Ask HN: How are people doing AI evals these days?
Chaos, duct tape, and AI grading its own homework — welcome to eval land
TLDR: HN reveals AI testing is a chaos buffet—from no tests to duct-taped scripts to “AI judging AI”—with a few teams doing automated benchmarks. Commenters split between quick‑and‑dirty pragmatists and score‑seeking standardizers, warning that choosing the right model now affects money, trust, and user safety.
Hacker News asked a simple question—how do you test AI models?—and the replies read like a confessional. One user summed up the vibe as “very, very heterogeneous and fast moving,” with teams split between “no evals at all” and a frantic mix of tools like LangFuse and promptfoo glued together with ad‑hoc scripts. Another chimed in with, “definitely not happy with it,” capturing the shared fatigue as new models drop every other week.
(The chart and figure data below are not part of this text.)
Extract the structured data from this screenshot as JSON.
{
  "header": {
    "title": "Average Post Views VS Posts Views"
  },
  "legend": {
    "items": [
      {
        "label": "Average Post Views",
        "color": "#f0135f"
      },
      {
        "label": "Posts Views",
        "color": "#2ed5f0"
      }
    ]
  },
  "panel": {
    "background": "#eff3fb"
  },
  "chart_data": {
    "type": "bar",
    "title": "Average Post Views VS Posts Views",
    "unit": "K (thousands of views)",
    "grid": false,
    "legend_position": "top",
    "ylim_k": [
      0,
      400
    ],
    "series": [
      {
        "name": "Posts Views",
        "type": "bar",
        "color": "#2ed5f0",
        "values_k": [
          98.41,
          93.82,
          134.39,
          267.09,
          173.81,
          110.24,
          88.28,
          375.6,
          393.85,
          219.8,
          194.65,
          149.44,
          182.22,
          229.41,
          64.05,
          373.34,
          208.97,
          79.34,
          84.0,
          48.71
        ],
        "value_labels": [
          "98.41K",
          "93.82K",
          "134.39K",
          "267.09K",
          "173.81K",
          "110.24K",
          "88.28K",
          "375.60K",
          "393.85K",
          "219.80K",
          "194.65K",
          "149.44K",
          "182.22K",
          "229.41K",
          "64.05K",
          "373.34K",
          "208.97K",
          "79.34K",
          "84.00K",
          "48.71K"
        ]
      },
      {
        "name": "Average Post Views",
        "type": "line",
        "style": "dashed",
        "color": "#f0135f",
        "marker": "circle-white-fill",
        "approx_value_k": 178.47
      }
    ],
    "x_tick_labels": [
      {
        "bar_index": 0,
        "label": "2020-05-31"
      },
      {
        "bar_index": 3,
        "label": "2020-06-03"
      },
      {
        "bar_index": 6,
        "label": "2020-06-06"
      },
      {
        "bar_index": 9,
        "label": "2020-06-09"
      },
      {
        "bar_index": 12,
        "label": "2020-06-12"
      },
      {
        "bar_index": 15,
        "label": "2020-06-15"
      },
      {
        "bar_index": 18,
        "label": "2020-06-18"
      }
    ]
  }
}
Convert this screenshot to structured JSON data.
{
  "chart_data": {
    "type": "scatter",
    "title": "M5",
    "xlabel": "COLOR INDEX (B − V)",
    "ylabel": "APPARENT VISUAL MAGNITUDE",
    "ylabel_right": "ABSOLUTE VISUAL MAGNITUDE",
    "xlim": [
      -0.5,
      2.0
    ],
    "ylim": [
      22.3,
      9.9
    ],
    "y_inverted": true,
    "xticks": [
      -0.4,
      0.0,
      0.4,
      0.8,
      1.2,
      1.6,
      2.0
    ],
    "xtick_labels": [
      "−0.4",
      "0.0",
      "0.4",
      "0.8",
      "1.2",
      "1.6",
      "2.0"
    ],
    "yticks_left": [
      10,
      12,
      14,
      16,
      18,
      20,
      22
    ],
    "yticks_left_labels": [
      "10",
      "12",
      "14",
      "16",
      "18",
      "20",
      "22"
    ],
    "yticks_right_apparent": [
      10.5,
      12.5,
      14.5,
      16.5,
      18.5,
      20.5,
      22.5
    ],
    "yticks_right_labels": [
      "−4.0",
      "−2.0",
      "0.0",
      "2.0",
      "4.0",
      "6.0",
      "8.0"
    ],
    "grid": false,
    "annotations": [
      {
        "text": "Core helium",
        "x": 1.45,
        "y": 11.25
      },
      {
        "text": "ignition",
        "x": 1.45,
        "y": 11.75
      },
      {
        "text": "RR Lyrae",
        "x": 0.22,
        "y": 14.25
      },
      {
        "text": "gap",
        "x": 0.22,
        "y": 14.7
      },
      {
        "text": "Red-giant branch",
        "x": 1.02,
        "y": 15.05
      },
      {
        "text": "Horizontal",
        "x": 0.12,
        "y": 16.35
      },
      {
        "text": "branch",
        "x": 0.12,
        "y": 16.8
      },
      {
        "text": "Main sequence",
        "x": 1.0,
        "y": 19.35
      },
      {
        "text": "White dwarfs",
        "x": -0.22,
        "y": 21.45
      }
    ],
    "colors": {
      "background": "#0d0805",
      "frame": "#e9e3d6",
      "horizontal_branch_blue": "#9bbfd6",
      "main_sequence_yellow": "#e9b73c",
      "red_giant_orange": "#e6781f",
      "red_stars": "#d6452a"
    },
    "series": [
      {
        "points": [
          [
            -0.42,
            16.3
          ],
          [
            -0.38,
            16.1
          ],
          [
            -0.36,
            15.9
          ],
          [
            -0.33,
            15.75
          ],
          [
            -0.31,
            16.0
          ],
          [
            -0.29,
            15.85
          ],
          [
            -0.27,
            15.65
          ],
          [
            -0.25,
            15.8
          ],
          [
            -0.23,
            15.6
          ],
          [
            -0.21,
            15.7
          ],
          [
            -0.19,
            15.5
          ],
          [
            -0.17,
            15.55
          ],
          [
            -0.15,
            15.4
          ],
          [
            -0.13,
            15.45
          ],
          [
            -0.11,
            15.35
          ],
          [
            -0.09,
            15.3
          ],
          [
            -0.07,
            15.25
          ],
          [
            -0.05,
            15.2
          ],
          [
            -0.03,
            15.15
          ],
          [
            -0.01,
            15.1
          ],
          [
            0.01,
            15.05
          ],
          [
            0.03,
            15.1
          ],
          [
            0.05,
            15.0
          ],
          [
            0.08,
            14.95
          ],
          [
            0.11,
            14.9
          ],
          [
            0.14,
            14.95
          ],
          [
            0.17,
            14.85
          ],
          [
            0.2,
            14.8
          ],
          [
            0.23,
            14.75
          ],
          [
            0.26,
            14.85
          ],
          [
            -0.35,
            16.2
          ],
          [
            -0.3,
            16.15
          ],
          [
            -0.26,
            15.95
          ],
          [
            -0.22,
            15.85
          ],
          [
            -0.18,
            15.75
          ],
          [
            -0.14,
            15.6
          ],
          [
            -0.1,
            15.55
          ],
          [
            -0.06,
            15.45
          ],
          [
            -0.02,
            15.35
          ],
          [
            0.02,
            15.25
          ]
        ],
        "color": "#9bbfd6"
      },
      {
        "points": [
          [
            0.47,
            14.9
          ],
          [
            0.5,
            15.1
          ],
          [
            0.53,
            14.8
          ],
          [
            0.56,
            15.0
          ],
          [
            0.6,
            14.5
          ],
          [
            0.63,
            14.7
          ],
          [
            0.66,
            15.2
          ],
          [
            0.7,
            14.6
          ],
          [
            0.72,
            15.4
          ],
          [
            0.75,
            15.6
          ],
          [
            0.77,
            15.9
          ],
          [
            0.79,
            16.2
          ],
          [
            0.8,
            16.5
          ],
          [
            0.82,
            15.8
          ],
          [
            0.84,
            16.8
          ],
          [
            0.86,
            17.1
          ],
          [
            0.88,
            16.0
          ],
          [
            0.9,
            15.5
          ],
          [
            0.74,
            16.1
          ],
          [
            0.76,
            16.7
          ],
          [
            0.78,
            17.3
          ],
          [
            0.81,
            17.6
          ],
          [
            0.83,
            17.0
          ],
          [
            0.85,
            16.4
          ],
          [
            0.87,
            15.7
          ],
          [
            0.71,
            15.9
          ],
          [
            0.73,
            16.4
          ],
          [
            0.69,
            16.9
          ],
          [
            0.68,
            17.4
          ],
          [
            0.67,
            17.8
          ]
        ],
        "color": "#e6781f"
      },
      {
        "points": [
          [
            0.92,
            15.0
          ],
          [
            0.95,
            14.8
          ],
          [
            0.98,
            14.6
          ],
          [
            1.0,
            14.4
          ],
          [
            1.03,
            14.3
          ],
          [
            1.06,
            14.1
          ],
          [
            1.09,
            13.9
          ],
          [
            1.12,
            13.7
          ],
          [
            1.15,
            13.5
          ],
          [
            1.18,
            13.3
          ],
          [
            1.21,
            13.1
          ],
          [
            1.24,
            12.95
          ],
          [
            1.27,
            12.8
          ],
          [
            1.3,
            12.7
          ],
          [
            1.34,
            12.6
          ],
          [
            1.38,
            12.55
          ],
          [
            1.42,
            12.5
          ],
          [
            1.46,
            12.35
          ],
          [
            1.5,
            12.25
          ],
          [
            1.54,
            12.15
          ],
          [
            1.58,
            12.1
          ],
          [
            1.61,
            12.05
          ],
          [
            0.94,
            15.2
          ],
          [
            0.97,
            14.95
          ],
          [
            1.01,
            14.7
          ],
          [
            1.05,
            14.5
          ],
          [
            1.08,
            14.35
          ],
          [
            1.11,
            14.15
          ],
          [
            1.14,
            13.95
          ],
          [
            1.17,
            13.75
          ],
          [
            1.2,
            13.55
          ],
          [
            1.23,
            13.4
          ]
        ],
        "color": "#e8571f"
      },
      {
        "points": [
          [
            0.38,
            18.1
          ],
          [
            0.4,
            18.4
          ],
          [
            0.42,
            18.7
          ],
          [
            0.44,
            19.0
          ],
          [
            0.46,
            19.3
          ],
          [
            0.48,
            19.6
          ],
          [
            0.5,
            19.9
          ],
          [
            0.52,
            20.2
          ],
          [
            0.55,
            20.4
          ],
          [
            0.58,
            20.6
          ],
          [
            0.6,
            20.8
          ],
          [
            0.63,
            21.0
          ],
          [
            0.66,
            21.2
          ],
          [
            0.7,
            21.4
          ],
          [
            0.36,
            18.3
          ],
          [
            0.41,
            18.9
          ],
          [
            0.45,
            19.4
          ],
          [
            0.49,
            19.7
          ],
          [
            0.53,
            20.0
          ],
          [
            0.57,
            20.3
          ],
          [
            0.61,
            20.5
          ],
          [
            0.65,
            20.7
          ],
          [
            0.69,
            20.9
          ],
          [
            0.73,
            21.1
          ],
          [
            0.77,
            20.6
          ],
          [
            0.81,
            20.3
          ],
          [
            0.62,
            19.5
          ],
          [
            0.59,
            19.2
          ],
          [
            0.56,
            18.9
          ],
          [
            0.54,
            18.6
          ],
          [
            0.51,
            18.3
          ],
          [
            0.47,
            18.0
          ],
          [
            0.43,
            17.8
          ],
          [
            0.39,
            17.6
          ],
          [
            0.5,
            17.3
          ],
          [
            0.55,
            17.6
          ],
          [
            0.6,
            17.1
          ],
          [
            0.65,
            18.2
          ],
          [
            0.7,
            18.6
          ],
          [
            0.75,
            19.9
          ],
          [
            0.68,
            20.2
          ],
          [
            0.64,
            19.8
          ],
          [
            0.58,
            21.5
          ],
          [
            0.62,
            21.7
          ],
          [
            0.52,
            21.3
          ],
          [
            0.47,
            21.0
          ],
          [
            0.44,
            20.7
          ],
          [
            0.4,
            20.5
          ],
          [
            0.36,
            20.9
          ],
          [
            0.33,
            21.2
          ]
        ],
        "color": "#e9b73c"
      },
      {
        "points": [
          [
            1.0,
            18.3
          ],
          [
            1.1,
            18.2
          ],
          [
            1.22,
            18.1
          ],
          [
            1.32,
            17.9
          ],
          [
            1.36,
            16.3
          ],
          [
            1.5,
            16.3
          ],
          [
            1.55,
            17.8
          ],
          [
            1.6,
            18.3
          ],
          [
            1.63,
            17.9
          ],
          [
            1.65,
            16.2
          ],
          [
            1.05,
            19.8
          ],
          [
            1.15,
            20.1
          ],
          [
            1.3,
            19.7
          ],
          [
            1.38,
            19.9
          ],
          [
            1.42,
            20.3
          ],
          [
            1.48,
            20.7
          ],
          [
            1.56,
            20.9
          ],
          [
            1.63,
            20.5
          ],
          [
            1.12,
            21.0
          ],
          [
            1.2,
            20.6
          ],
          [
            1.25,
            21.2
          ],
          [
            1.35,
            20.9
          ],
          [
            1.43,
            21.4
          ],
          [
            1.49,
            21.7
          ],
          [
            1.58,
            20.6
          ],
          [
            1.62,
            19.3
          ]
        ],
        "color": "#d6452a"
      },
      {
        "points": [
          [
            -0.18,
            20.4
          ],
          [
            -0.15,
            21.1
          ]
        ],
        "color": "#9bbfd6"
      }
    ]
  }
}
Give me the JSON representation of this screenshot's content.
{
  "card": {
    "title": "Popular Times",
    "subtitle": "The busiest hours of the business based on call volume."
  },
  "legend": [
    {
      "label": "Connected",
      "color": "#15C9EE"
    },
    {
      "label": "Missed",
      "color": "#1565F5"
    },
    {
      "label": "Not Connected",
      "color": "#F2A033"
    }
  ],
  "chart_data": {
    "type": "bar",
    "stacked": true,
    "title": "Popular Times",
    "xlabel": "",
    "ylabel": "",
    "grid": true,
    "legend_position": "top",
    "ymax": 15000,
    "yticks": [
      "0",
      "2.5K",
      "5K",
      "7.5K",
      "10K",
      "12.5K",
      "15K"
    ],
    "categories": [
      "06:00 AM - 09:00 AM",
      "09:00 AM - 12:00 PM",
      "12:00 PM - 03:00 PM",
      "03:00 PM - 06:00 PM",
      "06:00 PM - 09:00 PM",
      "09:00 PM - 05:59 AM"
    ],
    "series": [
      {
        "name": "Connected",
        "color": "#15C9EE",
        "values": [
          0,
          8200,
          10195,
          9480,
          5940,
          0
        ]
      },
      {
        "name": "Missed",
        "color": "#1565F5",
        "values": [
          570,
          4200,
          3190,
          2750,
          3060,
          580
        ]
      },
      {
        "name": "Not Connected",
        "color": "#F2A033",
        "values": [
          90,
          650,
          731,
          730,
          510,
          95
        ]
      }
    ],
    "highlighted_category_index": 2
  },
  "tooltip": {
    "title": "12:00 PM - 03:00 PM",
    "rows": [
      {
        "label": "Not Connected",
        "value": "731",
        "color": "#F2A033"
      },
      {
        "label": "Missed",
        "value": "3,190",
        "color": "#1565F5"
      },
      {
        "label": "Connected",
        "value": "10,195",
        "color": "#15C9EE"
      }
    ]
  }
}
Then came the spicy twist: are people even testing coding agents? One commenter flatly said, “I don’t think people are,” before pitching the wild card—“AI to evaluate itself.” Cue the memes: “AI grading its own homework,” “who watches the watchbot,” and jokes about a robot red‑penning another robot. It’s part gallows humor, part real talk about speed vs. rigor.
Meanwhile, a more buttoned‑up camp is building automated benchmarking: PMs write questions, humans mark pass/fail once, then “AI‑as‑a judge” approximates that verdict as teams swap models and prompts. Others want one score to rule them all—“I would like a single number”—especially for messy “agent” pipelines and memory features. The original poster pushes for shared, simple standards with ai‑evals.io and practical examples. The mood: chaotic but curious; everyone’s hacking, few are satisfied, and nobody wants to be left behind.
Key Points
- •AI evaluation practices are highly heterogeneous across teams, ranging from none to basic integration tests.
- •Some teams integrate observability and evaluation tools (e.g., LangFuse, Arize Phoenix, deepeval, Braintrust, promptfoo, pydanticai) into their workflows.
- •Evaluations are often an afterthought, but interest in structured evals is increasing.
- •The author advocates for simple, common eval practices across roles and shares resources (ai-evals.io, eval-ception repo).
- •For coding agents, approaches include AI self-evaluation and custom-built platforms; a custom eval runner for codebases is being explored.